Math

Math Curriculum
The math team at Fenway uses the Center for Mathematics Education Project (CME). With funding from the National Science Foundation, the CME Project is organized according to the traditional sequence of Algebra I, Geometry, Algebra II, and Precalculus. CME blends progressive and traditional teaching styles so that students can learn both math skills and critical thinking skills. This program gives students the opportunity to use familiar mathematical themes to engage with a problem-based, student-centered program.

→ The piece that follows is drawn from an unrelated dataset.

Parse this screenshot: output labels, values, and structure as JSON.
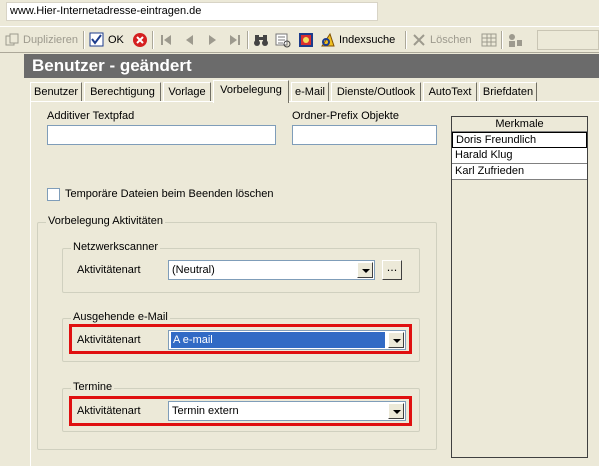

Fenway shares CME Project’s goal to lead students to a deep understanding of mathematics. The curriculum’s structure allows teachers to develop lesson plans that are not only rigorous and challenging but will engage students of all abilities, preparing them for higher achievement in mathematics.

Family Math Night
This is a night in mid- to late-October, where students take to opportunity to demonstrate different math topics to family members and other visitors. There are also presentations about STEM (Science Technology Engineering and Math) careers, math phobia, study skills, and current events in math. A free raffle is held for a gift card for school supplies.

Assessment
The math team employs a range of assessment tools such as tests, quizzes, midyear and final exams, portfolios, and exhibitions.

MCAS
The math team reviews MCAS performance on a regular basis to ensure that students are able to complete this graduation requirement. After school help is available to strengthen students’ test-taking skills approaching the MCAS test in mid-May.

Portfolios
The math team requires all students to produce several portfolios during the academic school year. In 12th grade, students complete projects instead of portfolios.

Senior Year
Seniors take either Calculus, Precalculus, or Statistics at Fenway. Students might otherwise be recommended by their math teachers and house coordinator to take a math course at Emmanuel College, Wentworth Institute of Technology, or Fisher College. In order to facilitate the transition to college, senior courses are taught in a style that more reflects what students are likely to encounter in a college setting.